The stroking done, she lay the brush down on the glass top of the table and picked up a thin gold tube of lip rouge. She applied the scarlet stuff to her lips in a bright smear, leaning forward to look into the mirror, smoothing it with the tip of a little finger and tucking her lips in together to give it the shape of her mouth. Standing, she loosened the robe and let it drift down in a thin cloud over the bench behind her.

Naked, she padded across the room to the closet, gathering clothing. Carrying the garments, she came back to her bed and began to dress. In a couple of frail black wisps, she sat on the side of the bed and smoothed nylon onto her long legs, holding each leg in turn out stiffly with the toes pointed, bending far forward from the hips to draw her hands up slowly from the ankle along calf and thigh. Standing again, she lowered a soft black dress over her head. The dress was slashed low in front, a narrow V between her breasts, and was like lacquer on her hips. In high-heeled sandals, she returned to the mirror and repaired her hair, looking at herself with quiet appraisal in the glass.
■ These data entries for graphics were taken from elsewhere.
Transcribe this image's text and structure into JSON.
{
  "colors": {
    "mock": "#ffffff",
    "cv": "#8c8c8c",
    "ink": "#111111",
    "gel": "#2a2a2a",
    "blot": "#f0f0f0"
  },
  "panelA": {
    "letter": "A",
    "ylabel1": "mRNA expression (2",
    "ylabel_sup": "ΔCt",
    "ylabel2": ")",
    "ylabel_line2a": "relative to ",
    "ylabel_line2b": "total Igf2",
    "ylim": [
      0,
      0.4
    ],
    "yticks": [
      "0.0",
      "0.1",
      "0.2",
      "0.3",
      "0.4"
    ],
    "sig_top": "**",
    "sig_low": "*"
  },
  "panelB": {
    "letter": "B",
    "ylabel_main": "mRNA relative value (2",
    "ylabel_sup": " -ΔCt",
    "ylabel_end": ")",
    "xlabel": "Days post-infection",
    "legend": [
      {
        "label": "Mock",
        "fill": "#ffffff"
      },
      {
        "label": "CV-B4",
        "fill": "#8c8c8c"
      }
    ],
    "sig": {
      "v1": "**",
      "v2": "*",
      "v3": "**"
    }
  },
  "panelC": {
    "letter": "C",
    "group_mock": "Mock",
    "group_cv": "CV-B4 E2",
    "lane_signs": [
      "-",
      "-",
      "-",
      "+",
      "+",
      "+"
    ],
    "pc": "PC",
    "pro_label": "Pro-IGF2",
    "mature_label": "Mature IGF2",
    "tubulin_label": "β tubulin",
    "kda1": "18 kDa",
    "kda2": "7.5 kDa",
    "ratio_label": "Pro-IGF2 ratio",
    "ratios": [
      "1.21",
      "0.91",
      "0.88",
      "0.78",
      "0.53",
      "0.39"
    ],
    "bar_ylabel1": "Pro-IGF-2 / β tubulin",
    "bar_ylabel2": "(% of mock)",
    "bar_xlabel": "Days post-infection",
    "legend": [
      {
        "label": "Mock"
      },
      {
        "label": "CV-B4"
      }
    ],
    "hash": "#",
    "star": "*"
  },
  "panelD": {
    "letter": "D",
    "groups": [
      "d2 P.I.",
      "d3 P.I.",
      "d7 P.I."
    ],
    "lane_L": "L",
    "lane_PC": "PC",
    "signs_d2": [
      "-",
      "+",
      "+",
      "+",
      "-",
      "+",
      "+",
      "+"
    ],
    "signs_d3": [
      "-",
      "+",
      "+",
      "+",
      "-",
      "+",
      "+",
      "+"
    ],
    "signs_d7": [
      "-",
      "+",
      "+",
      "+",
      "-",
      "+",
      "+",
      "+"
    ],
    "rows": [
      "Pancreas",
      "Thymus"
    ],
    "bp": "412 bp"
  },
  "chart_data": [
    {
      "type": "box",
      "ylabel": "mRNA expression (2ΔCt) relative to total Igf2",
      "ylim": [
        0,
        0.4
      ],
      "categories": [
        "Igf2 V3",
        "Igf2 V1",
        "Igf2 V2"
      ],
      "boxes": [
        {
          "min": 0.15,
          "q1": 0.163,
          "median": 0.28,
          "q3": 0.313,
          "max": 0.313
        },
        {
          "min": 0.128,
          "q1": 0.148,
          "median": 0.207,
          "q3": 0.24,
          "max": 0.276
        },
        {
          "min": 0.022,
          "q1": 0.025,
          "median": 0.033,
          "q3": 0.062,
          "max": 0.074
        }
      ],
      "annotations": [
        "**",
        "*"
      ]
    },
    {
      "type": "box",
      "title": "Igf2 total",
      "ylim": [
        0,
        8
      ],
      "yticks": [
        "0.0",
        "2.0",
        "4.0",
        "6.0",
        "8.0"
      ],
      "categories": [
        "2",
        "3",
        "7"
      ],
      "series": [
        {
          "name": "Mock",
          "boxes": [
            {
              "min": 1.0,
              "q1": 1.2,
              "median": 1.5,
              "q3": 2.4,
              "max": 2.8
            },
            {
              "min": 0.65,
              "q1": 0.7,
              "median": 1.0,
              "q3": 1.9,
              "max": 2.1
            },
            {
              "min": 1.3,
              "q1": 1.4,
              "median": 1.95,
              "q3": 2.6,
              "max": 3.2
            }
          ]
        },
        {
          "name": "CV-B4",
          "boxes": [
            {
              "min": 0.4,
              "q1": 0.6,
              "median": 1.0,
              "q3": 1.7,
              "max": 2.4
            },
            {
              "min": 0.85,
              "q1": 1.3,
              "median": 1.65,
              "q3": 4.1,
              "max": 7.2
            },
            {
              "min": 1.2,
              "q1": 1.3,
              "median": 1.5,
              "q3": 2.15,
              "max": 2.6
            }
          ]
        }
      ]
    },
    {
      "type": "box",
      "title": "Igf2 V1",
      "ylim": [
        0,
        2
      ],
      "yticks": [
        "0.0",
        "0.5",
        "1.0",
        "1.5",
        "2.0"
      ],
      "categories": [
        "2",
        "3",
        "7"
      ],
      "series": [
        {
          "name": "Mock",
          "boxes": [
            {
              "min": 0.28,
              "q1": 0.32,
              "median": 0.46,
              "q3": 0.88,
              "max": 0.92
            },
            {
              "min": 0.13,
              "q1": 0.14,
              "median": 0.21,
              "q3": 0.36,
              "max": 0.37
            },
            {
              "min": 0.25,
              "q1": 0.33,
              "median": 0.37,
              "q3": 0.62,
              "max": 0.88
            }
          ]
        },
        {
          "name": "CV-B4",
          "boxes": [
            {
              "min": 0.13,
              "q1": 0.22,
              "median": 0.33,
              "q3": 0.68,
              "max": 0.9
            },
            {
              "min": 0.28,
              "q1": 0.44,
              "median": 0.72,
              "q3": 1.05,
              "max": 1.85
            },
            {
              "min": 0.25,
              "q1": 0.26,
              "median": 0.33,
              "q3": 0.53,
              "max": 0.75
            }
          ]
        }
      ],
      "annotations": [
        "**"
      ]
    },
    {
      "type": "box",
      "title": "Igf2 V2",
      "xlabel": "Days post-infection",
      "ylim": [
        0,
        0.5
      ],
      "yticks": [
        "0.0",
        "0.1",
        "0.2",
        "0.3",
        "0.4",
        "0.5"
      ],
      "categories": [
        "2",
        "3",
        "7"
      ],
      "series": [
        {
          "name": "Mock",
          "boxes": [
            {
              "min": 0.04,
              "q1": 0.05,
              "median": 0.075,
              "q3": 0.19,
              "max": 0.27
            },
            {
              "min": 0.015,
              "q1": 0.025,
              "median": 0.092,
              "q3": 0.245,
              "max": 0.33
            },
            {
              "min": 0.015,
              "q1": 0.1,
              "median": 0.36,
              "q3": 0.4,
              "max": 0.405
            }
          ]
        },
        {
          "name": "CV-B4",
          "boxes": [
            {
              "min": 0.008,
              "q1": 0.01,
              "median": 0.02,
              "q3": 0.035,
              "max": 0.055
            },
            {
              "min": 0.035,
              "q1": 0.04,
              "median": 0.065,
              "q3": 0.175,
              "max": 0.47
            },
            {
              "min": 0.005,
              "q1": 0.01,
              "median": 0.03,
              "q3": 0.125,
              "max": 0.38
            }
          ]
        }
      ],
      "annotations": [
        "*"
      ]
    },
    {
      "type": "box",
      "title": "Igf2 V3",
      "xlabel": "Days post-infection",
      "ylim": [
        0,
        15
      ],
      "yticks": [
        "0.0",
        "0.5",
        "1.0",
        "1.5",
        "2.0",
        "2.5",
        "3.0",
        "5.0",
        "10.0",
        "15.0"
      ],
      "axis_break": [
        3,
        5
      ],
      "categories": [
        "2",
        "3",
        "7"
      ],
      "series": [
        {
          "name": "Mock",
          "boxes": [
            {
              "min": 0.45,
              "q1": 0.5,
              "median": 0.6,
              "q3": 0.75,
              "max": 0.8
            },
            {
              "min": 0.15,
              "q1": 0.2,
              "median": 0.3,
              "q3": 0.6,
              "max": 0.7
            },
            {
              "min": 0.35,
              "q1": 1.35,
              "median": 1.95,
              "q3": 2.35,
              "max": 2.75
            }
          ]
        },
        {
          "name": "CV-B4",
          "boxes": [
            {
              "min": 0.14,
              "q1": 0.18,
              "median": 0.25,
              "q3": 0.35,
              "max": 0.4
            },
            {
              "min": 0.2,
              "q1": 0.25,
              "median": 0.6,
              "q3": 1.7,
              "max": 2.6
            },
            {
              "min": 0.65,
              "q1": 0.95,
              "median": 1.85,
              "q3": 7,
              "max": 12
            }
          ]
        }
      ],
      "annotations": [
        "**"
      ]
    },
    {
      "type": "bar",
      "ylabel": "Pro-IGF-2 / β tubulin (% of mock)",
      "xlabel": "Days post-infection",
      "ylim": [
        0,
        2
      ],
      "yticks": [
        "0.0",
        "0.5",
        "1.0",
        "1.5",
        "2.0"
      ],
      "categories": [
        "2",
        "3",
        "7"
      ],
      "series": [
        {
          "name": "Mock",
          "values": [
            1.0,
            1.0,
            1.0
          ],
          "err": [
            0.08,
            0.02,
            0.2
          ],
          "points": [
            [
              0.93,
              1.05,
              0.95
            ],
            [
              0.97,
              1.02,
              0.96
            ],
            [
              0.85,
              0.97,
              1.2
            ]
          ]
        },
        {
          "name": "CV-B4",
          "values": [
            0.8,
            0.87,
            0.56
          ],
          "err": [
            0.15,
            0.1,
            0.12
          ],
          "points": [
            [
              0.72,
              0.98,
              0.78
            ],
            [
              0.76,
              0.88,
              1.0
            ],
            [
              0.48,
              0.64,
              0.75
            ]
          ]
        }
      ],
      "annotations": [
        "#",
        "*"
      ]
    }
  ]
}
Then she turned and went out of the room.

She still hadn’t looked at me. Not even briefly.

I kept on lying there in bed, and pretty soon the good smell of coffee came up the stairs and into the room, and for just a second it was a morning like any other morning, with the paper to read and a trip to the office around nine. I lifted my arms back and above my head, stretching, feeling the muscles pull tight along the length of my body. I showered and dressed and went down.

Meg was in the breakfast room. She was standing at the wide window overlooking the back lawn, and I saw that she was holding a cup of coffee in her hands. I went up behind her and put my hands on her shoulders, but she was still as stiff as wood, and the chill of her flesh came through her dress into my fingers.

“There’s coffee on the sideboard,” she said.

“Thanks.”

I went over and poured coffee into a cup. I carried the cup over to the table and sat down. Meg still stood at the window with her back to me, looking out into the bright sunshine of the morning. The steam from my coffee ascended into my nostrils. It was a good smell. It was a smell a man might miss if he were never to know it again.

“You said bourbon,” Meg said. “You said his bourbon wasn’t dry on the carpet.”

I looked down into the black liquid with the steam rising lazily from its surface. “Bourbon’s a word, honey. You see a man taking a drink, you say, ‘Look at that man drinking bourbon.’ It stands for anything.”

She shook her head. “No. You say highball, or cocktail, or just drink. You don’t say bourbon, or rye, or scotch, unless you know for sure it’s bourbon, or rye, or scotch. That’s why you said bourbon, Hank, because you knew it was bourbon. Because you saw him mix it and even had one with him out of the glass that was sitting on the little table at the end of the sofa. That was the first time you were there, Hank. The time you killed him.”

She stood waiting for me to say something, but I had nothing to say, because there was no use in confessing something she already knew, and there was no use lying when a lie would do no good. After a while, she said quietly, “I’ve been wondering why you came back. I think it must have been because you saw me arrive and didn’t want me to get into trouble. I think it was because you love me very much. I think that’s why you stayed and called the police, too. Because you love me, I mean. Because you thought I wouldn’t think you’d killed him if you did a thing like that. It was an awful chance to take.”